The September 18, 1936, issue of The Film Daily said that the Hartman Theatre, which had been closed all summer, would reopen with a stage production on the 29th of that month, and would follow its policy of the previous season, alternating stage productions with movies.

Joe Vogel
Joe Vogel on January 5, 2013 at 2:38 pm

The Hartman Theatre was designed by the noted Columbus architectural firm Richards, McCarty & Bulford.

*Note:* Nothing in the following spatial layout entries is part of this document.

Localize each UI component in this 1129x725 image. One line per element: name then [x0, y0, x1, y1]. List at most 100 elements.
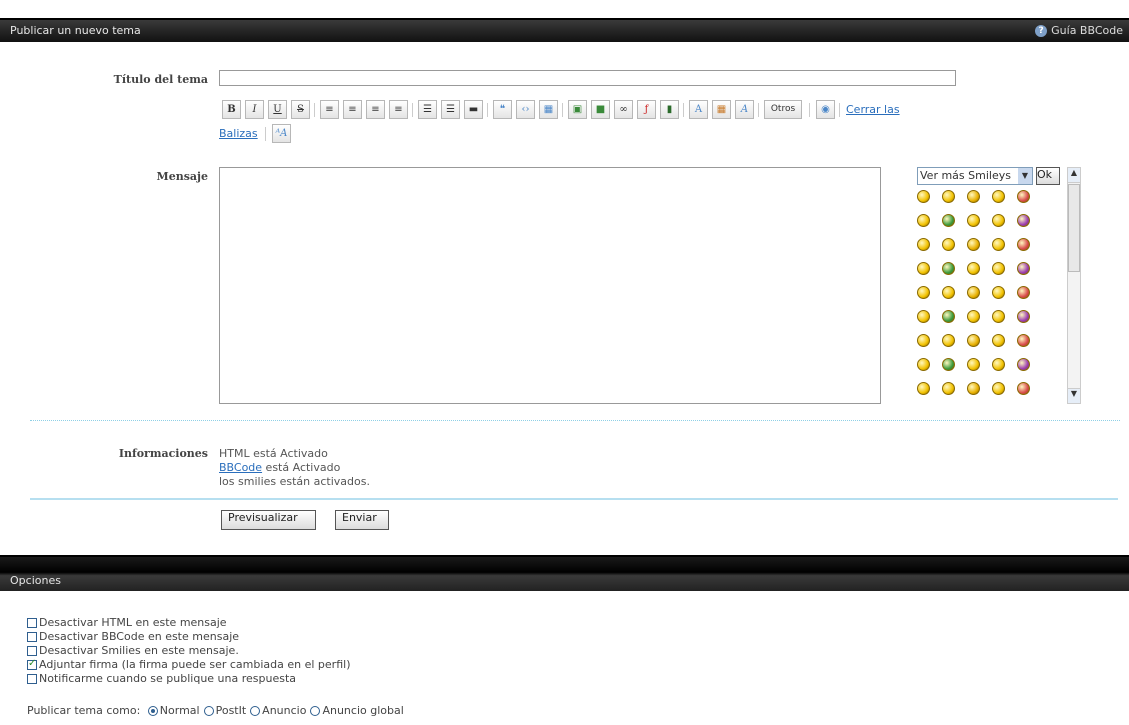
smiley-icon[interactable]	[967, 190, 980, 203]
smiley-icon[interactable]	[1017, 310, 1030, 323]
smiley-icon[interactable]	[917, 262, 930, 275]
smiley-icon[interactable]	[1017, 214, 1030, 227]
post-type-radio[interactable]	[310, 706, 321, 716]
post-type-option[interactable]: Anuncio global	[310, 704, 404, 717]
font-size-button[interactable]: A	[689, 100, 708, 119]
smiley-icon[interactable]	[942, 358, 955, 371]
smiley-icon[interactable]	[917, 382, 930, 395]
smiley-icon[interactable]	[917, 190, 930, 203]
post-type-radio[interactable]	[203, 706, 214, 716]
format-clear-button[interactable]: ᴬA	[272, 124, 291, 143]
scroll-thumb[interactable]	[1068, 184, 1080, 272]
close-tags-link-line2[interactable]: Balizas	[219, 127, 258, 140]
smiley-icon[interactable]	[992, 334, 1005, 347]
smiley-icon[interactable]	[1017, 262, 1030, 275]
option-checkbox-row[interactable]: Desactivar BBCode en este mensaje	[27, 630, 239, 643]
option-checkbox[interactable]	[27, 618, 37, 628]
post-type-option[interactable]: PostIt	[203, 704, 246, 717]
smiley-icon[interactable]	[992, 190, 1005, 203]
smiley-icon[interactable]	[1017, 382, 1030, 395]
bbcode-link[interactable]: BBCode	[219, 461, 262, 474]
link-button[interactable]: ∞	[614, 100, 633, 119]
flash-button[interactable]: ƒ	[637, 100, 656, 119]
smiley-icon[interactable]	[917, 214, 930, 227]
smiley-icon[interactable]	[992, 358, 1005, 371]
smiley-icon[interactable]	[992, 382, 1005, 395]
option-checkbox-row[interactable]: Notificarme cuando se publique una respu…	[27, 672, 296, 685]
font-button[interactable]: A	[735, 100, 754, 119]
smiley-icon[interactable]	[967, 238, 980, 251]
option-checkbox-row[interactable]: Adjuntar firma (la firma puede ser cambi…	[27, 658, 351, 671]
smiley-icon[interactable]	[942, 286, 955, 299]
smiley-icon[interactable]	[992, 262, 1005, 275]
scroll-up-icon[interactable]: ▲	[1068, 168, 1080, 183]
smiley-icon[interactable]	[917, 310, 930, 323]
table-button[interactable]: ▦	[539, 100, 558, 119]
smiley-icon[interactable]	[942, 214, 955, 227]
smiley-icon[interactable]	[1017, 358, 1030, 371]
smiley-icon[interactable]	[967, 262, 980, 275]
smiley-icon[interactable]	[992, 214, 1005, 227]
smiley-icon[interactable]	[917, 358, 930, 371]
smiley-icon[interactable]	[967, 334, 980, 347]
smiley-icon[interactable]	[967, 358, 980, 371]
close-tags-link-line1[interactable]: Cerrar las	[846, 103, 900, 116]
bbcode-guide-link[interactable]: ? Guía BBCode	[1035, 24, 1123, 37]
align-right-button[interactable]: ≡	[366, 100, 385, 119]
smiley-icon[interactable]	[942, 334, 955, 347]
option-checkbox[interactable]	[27, 632, 37, 642]
preview-button[interactable]: Previsualizar	[221, 510, 316, 530]
option-checkbox[interactable]	[27, 674, 37, 684]
smiley-icon[interactable]	[967, 214, 980, 227]
image-host-button[interactable]: ■	[591, 100, 610, 119]
smiley-icon[interactable]	[942, 262, 955, 275]
smiley-icon[interactable]	[942, 238, 955, 251]
image-button[interactable]: ▣	[568, 100, 587, 119]
smiley-icon[interactable]	[942, 382, 955, 395]
hr-button[interactable]: ▬	[464, 100, 483, 119]
smiley-icon[interactable]	[992, 310, 1005, 323]
underline-button[interactable]: U	[268, 100, 287, 119]
others-button[interactable]: Otros	[764, 100, 802, 119]
smiley-icon[interactable]	[992, 286, 1005, 299]
strike-button[interactable]: S	[291, 100, 310, 119]
bullet-list-button[interactable]: ☰	[418, 100, 437, 119]
option-checkbox[interactable]	[27, 658, 37, 670]
color-button[interactable]: ▦	[712, 100, 731, 119]
option-checkbox-row[interactable]: Desactivar HTML en este mensaje	[27, 616, 227, 629]
align-left-button[interactable]: ≡	[320, 100, 339, 119]
smiley-icon[interactable]	[917, 286, 930, 299]
justify-button[interactable]: ≡	[389, 100, 408, 119]
smiley-icon[interactable]	[942, 310, 955, 323]
numbered-list-button[interactable]: ☰	[441, 100, 460, 119]
submit-button[interactable]: Enviar	[335, 510, 389, 530]
quote-button[interactable]: ❝	[493, 100, 512, 119]
align-center-button[interactable]: ≡	[343, 100, 362, 119]
option-checkbox-row[interactable]: Desactivar Smilies en este mensaje.	[27, 644, 239, 657]
smiley-icon[interactable]	[1017, 286, 1030, 299]
smiley-icon[interactable]	[1017, 334, 1030, 347]
bold-button[interactable]: B	[222, 100, 241, 119]
title-input[interactable]	[219, 70, 956, 86]
post-type-radio[interactable]	[250, 706, 261, 716]
smiley-icon[interactable]	[942, 190, 955, 203]
smiley-icon[interactable]	[967, 310, 980, 323]
smiley-icon[interactable]	[1017, 238, 1030, 251]
code-button[interactable]: ‹›	[516, 100, 535, 119]
message-textarea[interactable]	[219, 167, 881, 404]
italic-button[interactable]: I	[245, 100, 264, 119]
video-button[interactable]: ▮	[660, 100, 679, 119]
smilies-scrollbar[interactable]: ▲ ▼	[1067, 167, 1081, 404]
smiley-icon[interactable]	[967, 382, 980, 395]
help-button[interactable]: ◉	[816, 100, 835, 119]
smiley-icon[interactable]	[1017, 190, 1030, 203]
smiley-icon[interactable]	[917, 334, 930, 347]
option-checkbox[interactable]	[27, 646, 37, 656]
smilies-select[interactable]: Ver más Smileys ▼	[917, 167, 1033, 185]
post-type-radio[interactable]	[147, 706, 158, 716]
scroll-down-icon[interactable]: ▼	[1068, 388, 1080, 403]
post-type-option[interactable]: Anuncio	[250, 704, 306, 717]
smiley-icon[interactable]	[967, 286, 980, 299]
post-type-option[interactable]: Normal	[147, 704, 200, 717]
smiley-icon[interactable]	[992, 238, 1005, 251]
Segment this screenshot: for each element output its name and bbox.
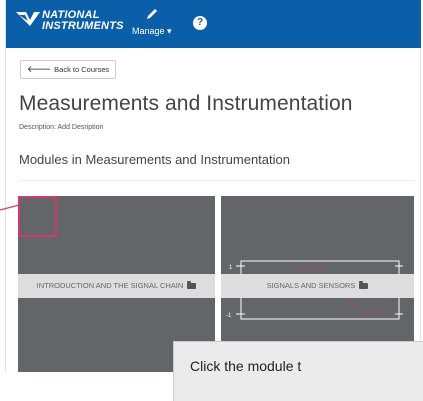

Here is an early photo of the Hartman Theatre from the Knowlton School of Architecture web site. Thumbnail links to two additional photos of the theater and one of the adjacent office building appear at the bottom of the page.

Here is an additional photo from the Columbus Metropolitan Library.

The Hartman Theatre was built by Dr. Samuel Hartman, who had made a fortune from an alcohol-heavy elixir called Peruna, the formula for which was, he claimed, revealed to him in a dream about a long-dead American Indian chief of that name. The theater must have been one of the more impressive monuments financed by America’s legion of tipplers-in-denial. It’s too bad this impressive building didn’t last much longer than a heavy drinker’s liver.

The site of the Hartman Theatre and its adjacent office block, now occupied by a larger modern office building, is across the street from another Richards, McCarty & Bulford project, the Romanesque Revival style U.S. Post Office and Federal Courthouse, built in 1883-1887 and, happily, still standing.